Entgegen der Ansicht des LG sind die Beschlüsse aber nicht schon deshalb zu beanstanden, weil die gestatteten Maßnahmen (auch) eine Wohnnutzung der Kellerräume ermöglichen könnten. Die baulichen Veränderungen widersprechen als solche nicht der vereinbarten Zweckbestimmung, weil die Nutzung der veränderten Räume bei der gebotenen typisierenden Betrachtungsweise nicht zwangsläufig zu einer größeren Störung als eine Nutzung als Lager- oder Abstellraum führt. Der Einbau einer Toilette oder einer Dusche und die Anbringung eines Leerrohrs für ein TV-Kabel bzw. der Einbau weiterer Heizkörper sind für sich genommen mit einer Nutzung der Räumlichkeiten als Hobbyraum nicht unvereinbar. Befindet sich etwa in einem Hobbyraum ein Fitnessgerät, wird der Raum nicht deshalb zu einer Wohnung, weil sich in oder neben dem Raum eine Dusche befindet. Entsprechendes gilt, wenn der Raum zum Fernsehen genutzt und beheizt werden kann. Die Nutzung der solchermaßen ausgestatteten Räume in einem zulässigen untergeordneten Rahmen bleibt ohne weiteres möglich.

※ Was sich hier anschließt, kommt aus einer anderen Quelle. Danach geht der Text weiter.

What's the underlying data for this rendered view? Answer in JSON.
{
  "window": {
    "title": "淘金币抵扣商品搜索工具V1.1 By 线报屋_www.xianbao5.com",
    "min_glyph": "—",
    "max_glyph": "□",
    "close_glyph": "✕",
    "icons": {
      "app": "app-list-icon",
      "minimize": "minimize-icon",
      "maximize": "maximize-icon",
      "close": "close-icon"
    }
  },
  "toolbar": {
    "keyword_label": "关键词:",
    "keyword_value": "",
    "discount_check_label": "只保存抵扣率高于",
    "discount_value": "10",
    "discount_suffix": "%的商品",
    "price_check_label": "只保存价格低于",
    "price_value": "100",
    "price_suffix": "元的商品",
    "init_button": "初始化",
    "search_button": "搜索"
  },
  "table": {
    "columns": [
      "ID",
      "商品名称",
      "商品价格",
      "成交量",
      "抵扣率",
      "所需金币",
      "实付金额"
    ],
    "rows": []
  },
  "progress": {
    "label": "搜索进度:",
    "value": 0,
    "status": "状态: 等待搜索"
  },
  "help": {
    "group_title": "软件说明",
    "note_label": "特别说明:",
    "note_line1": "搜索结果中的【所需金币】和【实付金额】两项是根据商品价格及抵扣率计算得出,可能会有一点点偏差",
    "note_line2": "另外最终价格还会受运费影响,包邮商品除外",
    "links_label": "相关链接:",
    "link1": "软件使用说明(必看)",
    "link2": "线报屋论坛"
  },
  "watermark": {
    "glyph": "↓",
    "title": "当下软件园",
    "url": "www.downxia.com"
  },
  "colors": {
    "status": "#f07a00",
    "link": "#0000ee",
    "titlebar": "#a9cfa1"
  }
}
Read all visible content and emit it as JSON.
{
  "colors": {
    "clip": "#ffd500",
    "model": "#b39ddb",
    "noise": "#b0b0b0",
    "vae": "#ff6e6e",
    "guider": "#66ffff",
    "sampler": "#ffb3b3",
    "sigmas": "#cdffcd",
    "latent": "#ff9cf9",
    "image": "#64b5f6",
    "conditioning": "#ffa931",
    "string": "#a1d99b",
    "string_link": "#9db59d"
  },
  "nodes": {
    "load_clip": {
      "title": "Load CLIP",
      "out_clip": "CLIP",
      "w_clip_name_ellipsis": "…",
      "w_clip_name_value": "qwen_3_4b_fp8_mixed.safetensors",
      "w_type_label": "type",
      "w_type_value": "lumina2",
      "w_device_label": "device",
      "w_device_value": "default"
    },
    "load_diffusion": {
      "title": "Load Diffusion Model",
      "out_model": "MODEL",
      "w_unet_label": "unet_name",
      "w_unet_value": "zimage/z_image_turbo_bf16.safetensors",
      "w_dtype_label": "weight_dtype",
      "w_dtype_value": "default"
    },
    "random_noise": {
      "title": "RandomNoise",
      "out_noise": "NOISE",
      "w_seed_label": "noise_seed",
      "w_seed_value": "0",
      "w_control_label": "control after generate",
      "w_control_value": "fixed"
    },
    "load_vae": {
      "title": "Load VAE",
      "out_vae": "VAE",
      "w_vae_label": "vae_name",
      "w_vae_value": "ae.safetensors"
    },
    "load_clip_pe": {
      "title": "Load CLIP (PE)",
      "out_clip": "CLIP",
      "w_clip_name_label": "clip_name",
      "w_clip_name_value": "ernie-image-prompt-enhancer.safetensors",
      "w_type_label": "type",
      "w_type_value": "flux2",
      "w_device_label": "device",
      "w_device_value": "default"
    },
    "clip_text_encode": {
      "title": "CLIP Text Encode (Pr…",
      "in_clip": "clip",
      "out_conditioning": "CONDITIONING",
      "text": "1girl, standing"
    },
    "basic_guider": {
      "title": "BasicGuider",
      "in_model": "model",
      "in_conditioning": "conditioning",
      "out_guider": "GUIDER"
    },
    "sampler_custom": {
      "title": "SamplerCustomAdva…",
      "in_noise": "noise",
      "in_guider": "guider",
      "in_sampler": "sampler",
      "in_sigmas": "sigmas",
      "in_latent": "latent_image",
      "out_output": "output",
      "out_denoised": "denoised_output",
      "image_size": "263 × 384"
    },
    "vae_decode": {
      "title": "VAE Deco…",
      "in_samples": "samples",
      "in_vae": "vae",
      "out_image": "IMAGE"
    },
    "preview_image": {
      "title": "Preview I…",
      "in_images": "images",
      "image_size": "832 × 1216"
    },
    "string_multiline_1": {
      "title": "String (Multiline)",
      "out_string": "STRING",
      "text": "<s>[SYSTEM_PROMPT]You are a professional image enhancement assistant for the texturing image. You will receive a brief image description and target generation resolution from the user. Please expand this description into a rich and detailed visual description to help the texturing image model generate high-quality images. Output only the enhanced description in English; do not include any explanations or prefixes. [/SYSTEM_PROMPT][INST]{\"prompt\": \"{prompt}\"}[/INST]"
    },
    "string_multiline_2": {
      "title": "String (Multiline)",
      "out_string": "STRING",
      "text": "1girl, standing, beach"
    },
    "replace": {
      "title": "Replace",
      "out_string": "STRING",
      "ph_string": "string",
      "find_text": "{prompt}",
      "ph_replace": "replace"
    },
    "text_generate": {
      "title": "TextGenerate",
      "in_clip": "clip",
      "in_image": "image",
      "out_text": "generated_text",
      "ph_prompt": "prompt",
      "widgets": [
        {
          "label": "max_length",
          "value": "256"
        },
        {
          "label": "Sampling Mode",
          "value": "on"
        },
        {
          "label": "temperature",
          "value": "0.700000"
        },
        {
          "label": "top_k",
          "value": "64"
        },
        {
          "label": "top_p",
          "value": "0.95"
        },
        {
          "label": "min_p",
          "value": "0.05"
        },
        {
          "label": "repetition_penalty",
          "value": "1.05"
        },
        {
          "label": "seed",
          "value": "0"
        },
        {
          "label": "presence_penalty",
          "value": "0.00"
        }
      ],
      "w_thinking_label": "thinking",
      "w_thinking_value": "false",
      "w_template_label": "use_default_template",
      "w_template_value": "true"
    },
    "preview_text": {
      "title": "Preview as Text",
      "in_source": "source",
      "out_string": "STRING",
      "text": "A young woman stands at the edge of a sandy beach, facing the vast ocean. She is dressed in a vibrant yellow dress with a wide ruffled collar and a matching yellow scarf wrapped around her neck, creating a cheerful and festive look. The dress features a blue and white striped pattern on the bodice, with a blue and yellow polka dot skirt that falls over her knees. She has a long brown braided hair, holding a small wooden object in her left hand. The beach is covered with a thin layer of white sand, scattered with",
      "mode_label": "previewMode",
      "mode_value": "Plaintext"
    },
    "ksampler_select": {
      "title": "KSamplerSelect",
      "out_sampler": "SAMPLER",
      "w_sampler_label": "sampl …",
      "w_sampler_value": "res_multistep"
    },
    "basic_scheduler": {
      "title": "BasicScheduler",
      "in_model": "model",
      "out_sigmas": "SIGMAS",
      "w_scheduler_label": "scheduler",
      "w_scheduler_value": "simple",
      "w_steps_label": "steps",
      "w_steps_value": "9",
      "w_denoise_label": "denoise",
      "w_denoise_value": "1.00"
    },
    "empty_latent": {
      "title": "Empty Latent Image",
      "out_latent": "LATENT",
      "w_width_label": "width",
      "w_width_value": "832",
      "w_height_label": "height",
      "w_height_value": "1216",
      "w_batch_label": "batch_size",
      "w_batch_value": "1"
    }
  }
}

Dass die Maßnahmen (auch) eine zweckbestimmungswidrige Wohnnutzung ermöglichen und deren Vorbereitung dienen könnten, veranlasst keine abweichende Beurteilung. Gegen eine Wohnnutzung, die bei typisierender Betrachtungsweise generell mehr stört als die Nutzung als Lager- oder Abstellraum, steht der GdWE ein Unterlassungsanspruch nach § 14 Abs. 1 Nr. 1 WEG bzw. § 1004 Abs. 1 BGB zu. Ebenso wenig schließt die zulässige Nutzung als Hobbyraum Unterlassungsansprüche gem. § 1004 Abs. 1 BGB wegen einzelner störender Handlungsweisen des Eigentümers, beispielsweise wegen einer nicht mehr hinnehmbaren Lärmbelästigung, aus.